La frontera de la moral
Puede entenderse que, desde un ideario populista, se conciba al pueblo como un todo homogéneo e irreductible cuyos contornos imprecisos dejan fuera no obstante a los sectores más acomodados y a una parte significativa de la clase media, indiferente, consumista y carente también, cómo no, de sensibilidad social.
De la misma manera puede entenderse que, bajo el influjo de un colectivismo metodológico algo gastado, se atribuya a ese pueblo personalidad propia, voluntad, espíritu y hasta una supuesta sabiduría que siempre encontrarán, no hace falta decirlo, voceros de ocasión y demagogos dispuestos a encarnar.
Finalmente cabe admitir que, en nombre de un keynesianismo de barricada, se defienda una economía fuertemente intervenida (pero soberana al fin), que ofrece empleo público en abundancia, dilapida lo que no tiene y genera déficits traumáticos, o que se promueva, por otro lado, un aislamiento internacional alcanzado al precio (nada "cuidado" por cierto) de una alardeada hermandad bolivariana.
Todo esto puede entenderse, reitero, aunque no se comparta. Convicciones profundas, deudas intelectuales, devociones sinceras, una dosis aceptable de oportunismo y otras tantas motivaciones pueden llevar a una cantidad considerable de profesionales, académicos, artistas y, en general, mujeres y hombres de a pie a sostener esas concepciones sobre la sociedad, la economía y aun sobre el modo más conveniente de interactuar con el mundo, que otros en cambio, por razones no menos bienintencionadas, nos obstinamos en cuestionar.
Sin embargo, ¿cuál es la frontera que debemos cruzar para juzgar como un hecho secundario la corrupción exhibida por un elenco de allegados y ex funcionarios de un gobierno que hoy disfrutan de sus millones sin rendir cuentas debidas de su conducta? ¿Qué lealtad partidaria, qué certezas, solidaridades, odios o apremios impiden todavía a miles de argentinos reconocer la cantidad de acciones ilícitas que en los últimos años convirtieron el tesoro público, para evocar a Montesquieu, en "patrimonio de los particulares"?
Recuerdo una conversación bastante desalentadora que mantuve hace tiempo con un simpatizante del kirchnerismo por el que siento el mayor aprecio. Me interesaba conocer cuáles podían ser sus argumentos para defender la permanencia en el cargo del entonces vicepresidente de la Nación o el silencio que, sobre su genio y figura (y sus tropelías), guardaba disciplinadamente el oficialismo con alguna honrosa excepción. "Es como cuando te subís a un bondi", me respondió. "A lo mejor no te gustan todas los pasajeros que están a tu alrededor pero lo que a vos te importa es llegar a destino." "¡Por supuesto!", pensé para mí. Sólo que no me daría lo mismo arribar a destino sano y salvo que despojado de mi billetera y mi reloj o, peor aún, acusado de traidor por haber expresado en medio del viaje mis deseos de bajarme.
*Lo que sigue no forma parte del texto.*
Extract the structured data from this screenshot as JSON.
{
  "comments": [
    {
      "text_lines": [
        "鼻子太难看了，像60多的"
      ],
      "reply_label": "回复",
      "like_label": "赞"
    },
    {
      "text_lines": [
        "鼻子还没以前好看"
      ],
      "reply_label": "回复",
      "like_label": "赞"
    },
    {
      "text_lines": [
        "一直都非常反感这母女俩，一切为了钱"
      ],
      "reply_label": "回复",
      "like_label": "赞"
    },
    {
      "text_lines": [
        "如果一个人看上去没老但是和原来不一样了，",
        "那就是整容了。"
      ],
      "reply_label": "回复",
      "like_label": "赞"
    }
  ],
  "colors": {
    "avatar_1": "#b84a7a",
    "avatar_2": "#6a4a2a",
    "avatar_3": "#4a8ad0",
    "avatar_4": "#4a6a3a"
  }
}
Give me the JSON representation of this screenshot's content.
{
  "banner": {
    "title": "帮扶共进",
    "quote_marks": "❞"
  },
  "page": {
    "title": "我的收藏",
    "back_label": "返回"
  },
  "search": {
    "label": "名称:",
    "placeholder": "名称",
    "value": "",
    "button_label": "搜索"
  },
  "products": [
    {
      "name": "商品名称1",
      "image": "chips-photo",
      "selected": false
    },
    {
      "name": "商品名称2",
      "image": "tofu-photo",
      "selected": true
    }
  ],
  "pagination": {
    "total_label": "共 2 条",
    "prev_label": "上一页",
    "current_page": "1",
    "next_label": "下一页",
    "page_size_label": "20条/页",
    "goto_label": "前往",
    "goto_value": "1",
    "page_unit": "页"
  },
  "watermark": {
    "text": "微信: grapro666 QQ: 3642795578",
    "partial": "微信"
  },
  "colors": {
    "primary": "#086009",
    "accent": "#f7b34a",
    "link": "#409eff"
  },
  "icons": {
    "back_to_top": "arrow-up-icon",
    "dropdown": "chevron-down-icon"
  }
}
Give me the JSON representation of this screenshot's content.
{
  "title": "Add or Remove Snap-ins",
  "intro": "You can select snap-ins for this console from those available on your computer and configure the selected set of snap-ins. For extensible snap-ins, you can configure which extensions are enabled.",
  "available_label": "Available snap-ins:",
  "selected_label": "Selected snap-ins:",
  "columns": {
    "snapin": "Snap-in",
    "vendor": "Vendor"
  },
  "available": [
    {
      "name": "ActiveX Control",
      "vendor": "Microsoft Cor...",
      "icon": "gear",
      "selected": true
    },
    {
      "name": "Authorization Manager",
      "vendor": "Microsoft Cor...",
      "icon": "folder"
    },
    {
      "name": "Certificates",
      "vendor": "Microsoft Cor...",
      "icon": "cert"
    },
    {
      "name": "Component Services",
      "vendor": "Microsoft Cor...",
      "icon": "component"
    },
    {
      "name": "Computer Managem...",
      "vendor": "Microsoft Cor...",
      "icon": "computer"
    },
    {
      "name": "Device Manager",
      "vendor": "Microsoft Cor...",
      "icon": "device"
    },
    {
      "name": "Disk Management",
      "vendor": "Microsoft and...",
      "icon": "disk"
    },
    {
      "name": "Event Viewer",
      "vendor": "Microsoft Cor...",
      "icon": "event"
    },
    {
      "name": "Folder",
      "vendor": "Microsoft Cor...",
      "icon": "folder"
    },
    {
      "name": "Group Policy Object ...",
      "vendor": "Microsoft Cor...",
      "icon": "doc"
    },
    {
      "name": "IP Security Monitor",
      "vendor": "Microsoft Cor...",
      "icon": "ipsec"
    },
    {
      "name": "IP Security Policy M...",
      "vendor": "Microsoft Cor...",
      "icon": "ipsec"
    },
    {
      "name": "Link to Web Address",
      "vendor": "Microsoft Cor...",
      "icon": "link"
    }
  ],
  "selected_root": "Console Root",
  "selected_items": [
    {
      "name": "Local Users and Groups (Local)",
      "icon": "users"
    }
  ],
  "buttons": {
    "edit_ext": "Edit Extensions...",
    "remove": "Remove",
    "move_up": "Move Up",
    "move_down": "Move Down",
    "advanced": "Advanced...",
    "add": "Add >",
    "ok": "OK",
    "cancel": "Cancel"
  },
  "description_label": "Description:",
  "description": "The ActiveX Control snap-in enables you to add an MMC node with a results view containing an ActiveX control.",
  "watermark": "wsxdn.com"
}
¿Cómo justificar lo injustificable? Ésta es la pregunta del millón que mantiene perplejos a quienes, menos indulgentes, o tal vez por falta de un estómago adecuado, nos asquean tantas imágenes de opulencia, tantas fortunas amasadas de la noche a la mañana, tantos dólares escrupulosamente contados por un grupo de inescrupulosos que, apañados por el poder político y una larga cadena de complicidades, probablemente ya no alzarán sus copas de buen whisky ni podrán pasearse a sus anchas por alguna avenida porteña o santacruceña. No hay ningún orden temporal que pueda consentir semejantes acciones y omisiones, ni mucho menos un orden democrático y estable.
El mismísimo Maquiavelo habría sido el primero en condenarlos. Porque se alejaron del Bien, no por necesidad, con el propósito de mantenere lo stato, sino para salvarse a sí mismos y llenarse de plata. Creer, por el contrario, que la continuidad de un verdadero modelo de inclusión social, nacional y popular es el presente que nos robó el sufragio de un electorado desagradecido; creer que de ese modelo debe separarse, como la paja del trigo, la corrupción institucionalizada que no lo invalida para nada puesto que ni siquiera roza a sus principales responsables, no podría considerarse a estas alturas como una expresión de ingenuidad, ni como un acto de fe, ni como el efecto consciente de un amor correspondido. Es simplemente un error flagrante e interesado. Una muestra de pasmosa hipocresía.
Si nuestros jueces, mejores o peores, pueden levantar de una buena vez los mantos de impunidad que han venido protegiendo a unos pocos y malogrando la vida de muchos; si, gracias a esto, las fronteras de la moral que veníamos cruzando con naturalidad se nos vuelven menos accesibles, quizá podremos entrever, como por un resquicio, un futuro más promisorio y un presente con menos privaciones para los que, definitivamente, ya no pueden esperar.